Nickelodeon presented its new and returning properties on multiple screens at its upfront presentation yesterday morning. Cross-platform programming was the theme conveyed to a theater full of advertisers and media buyers.
All of the network’s programming going forward will be created not just for the TV, but for the Web and other channels, according to Jim Perry, EVP of 360 Brand Sales at Nickelodeon/MTV Kids and Family Group. “We no longer look to create ideas across our television shows, but they live across platform,” he said.
Among the new properties built for TV and the Web are an environment driven show and online experience, “The Big Green Help,” and an interactive dance show, “Dance on Sunset.” The Big Green Help” to play a SpongeBob-themed eco-game on the site. In November a multiplayer game will be added with objectives like lowering the levels of CO2 on a virtual Earth.
The environment is among kids’ top concerns these days, said Judy McGrath, chairman and CEO of MTV Networks, citing a study conducted in collaboration with Pew Center on Global Climate Change, “Keeping It Cool: Kids, Parents and the Global Environment.” Based on that finding, Nick has billed the program as a multi-screen environmental campaign meant to empower kids.
“The Big Green Help” will begin in the U.S. and spread to other countries where Nickelodeon has broadcast channels, starting with the U.K., Germany, Korea, Latin America, and Southeast Asia.
The network will also premier “Dance on Sunset,” a half hour series focused on free-style dance competitions, a venue for kids to learn new moves and see celebrities dance. “Sunset” features a Web component where viewers can learn and practice “fresh squeezed” dance moves from the show and get exclusive Web content, upload their own dance videos, and view highlights from guest performances. The “Dance On Sunset” Web site will also feature weekly blogs, questions, comments, polls, and games.

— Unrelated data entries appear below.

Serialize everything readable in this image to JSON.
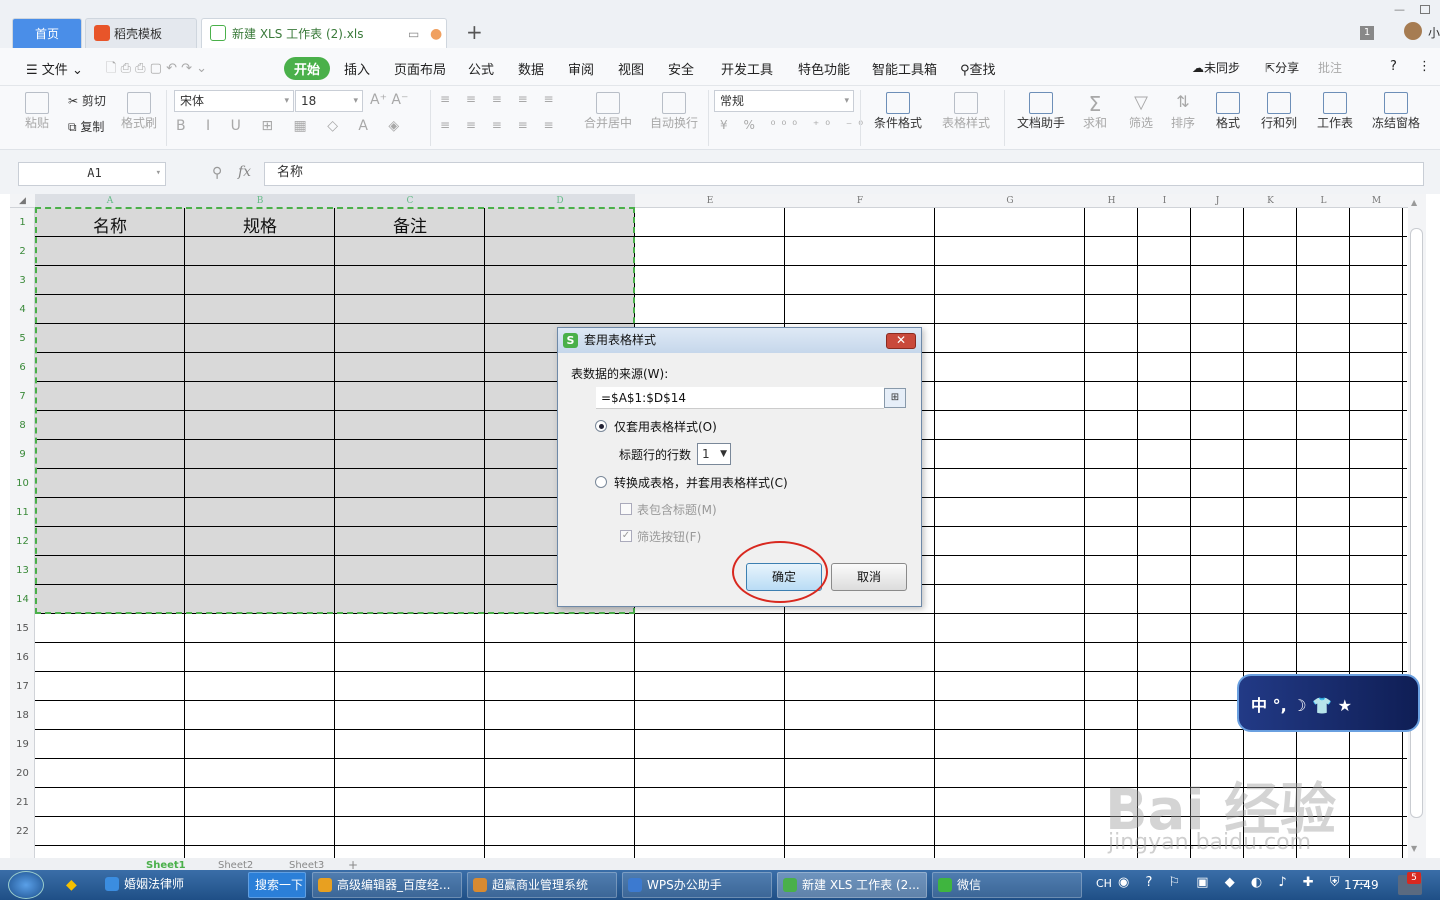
{
  "tabs": {
    "home": "首页",
    "template": "稻壳模板",
    "file": "新建 XLS 工作表 (2).xls",
    "add": "+"
  },
  "menu": {
    "file": "文件",
    "start": "开始",
    "insert": "插入",
    "layout": "页面布局",
    "formula": "公式",
    "data": "数据",
    "review": "审阅",
    "view": "视图",
    "security": "安全",
    "devtools": "开发工具",
    "special": "特色功能",
    "smarttools": "智能工具箱",
    "find": "查找",
    "sync": "未同步",
    "share": "分享",
    "comment": "批注",
    "help": "?"
  },
  "ribbon": {
    "paste": "粘贴",
    "cut": "剪切",
    "copy": "复制",
    "format_painter": "格式刷",
    "font": "宋体",
    "size": "18",
    "number_format": "常规",
    "merge": "合并居中",
    "wrap": "自动换行",
    "cond_format": "条件格式",
    "table_style": "表格样式",
    "doc_helper": "文档助手",
    "sum": "求和",
    "filter": "筛选",
    "sort": "排序",
    "format": "格式",
    "rowcol": "行和列",
    "worksheet": "工作表",
    "freeze": "冻结窗格"
  },
  "formula_bar": {
    "cell_ref": "A1",
    "fx": "fx",
    "content": "名称"
  },
  "columns": [
    "A",
    "B",
    "C",
    "D",
    "E",
    "F",
    "G",
    "H",
    "I",
    "J",
    "K",
    "L",
    "M"
  ],
  "rows": [
    "1",
    "2",
    "3",
    "4",
    "5",
    "6",
    "7",
    "8",
    "9",
    "10",
    "11",
    "12",
    "13",
    "14",
    "15",
    "16",
    "17",
    "18",
    "19",
    "20",
    "21",
    "22"
  ],
  "cells": {
    "A1": "名称",
    "B1": "规格",
    "C1": "备注"
  },
  "dialog": {
    "title": "套用表格样式",
    "source_label": "表数据的来源(W):",
    "source_value": "=$A$1:$D$14",
    "option_style_only": "仅套用表格样式(O)",
    "header_rows_label": "标题行的行数",
    "header_rows_value": "1",
    "option_convert": "转换成表格，并套用表格样式(C)",
    "chk_has_header": "表包含标题(M)",
    "chk_filter": "筛选按钮(F)",
    "ok": "确定",
    "cancel": "取消",
    "close": "✕"
  },
  "sheets": [
    "Sheet1",
    "Sheet2",
    "Sheet3"
  ],
  "taskbar": {
    "ie_label": "婚姻法律师",
    "search_btn": "搜索一下",
    "tasks": [
      "高级编辑器_百度经...",
      "超赢商业管理系统",
      "WPS办公助手",
      "新建 XLS 工作表 (2...",
      "微信"
    ],
    "lang": "CH",
    "clock": "17:49",
    "badge": "5"
  },
  "ime": {
    "label": "中 °, ☽ 👕 ★"
  },
  "watermark": {
    "main": "Bai 经验",
    "url": "jingyan.baidu.com"
  },
  "user_initial": "小",
  "page_num": "1",
  "colors": {
    "accent_green": "#4ab04a",
    "tab_blue": "#4a8ee8",
    "highlight_red": "#d8281f"
  }
}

“This is a new format for us, I think it will skew a little older,” said Perry. “That’s the one thing you’ll start to see with our brand, and also with the advertisers you’ll see with our brand, the entire family unit together.”
A returning show, and one that broke ground for living on the Web and TV simultaneously, is “iCarly.” The audience participates through the Web by chatting, commenting, and uploading videos of stunts and tricks. Many of those videos are then played on the television show. The success of “iCarly” has paved the way for development of additional shows with crossover potential, executives said.
“What you’ve seen in the last year, convergence with other screens, is very appealing, not only with audiences but with marketers. The audience is more engaged… experiencing it in different ways,” said Perry.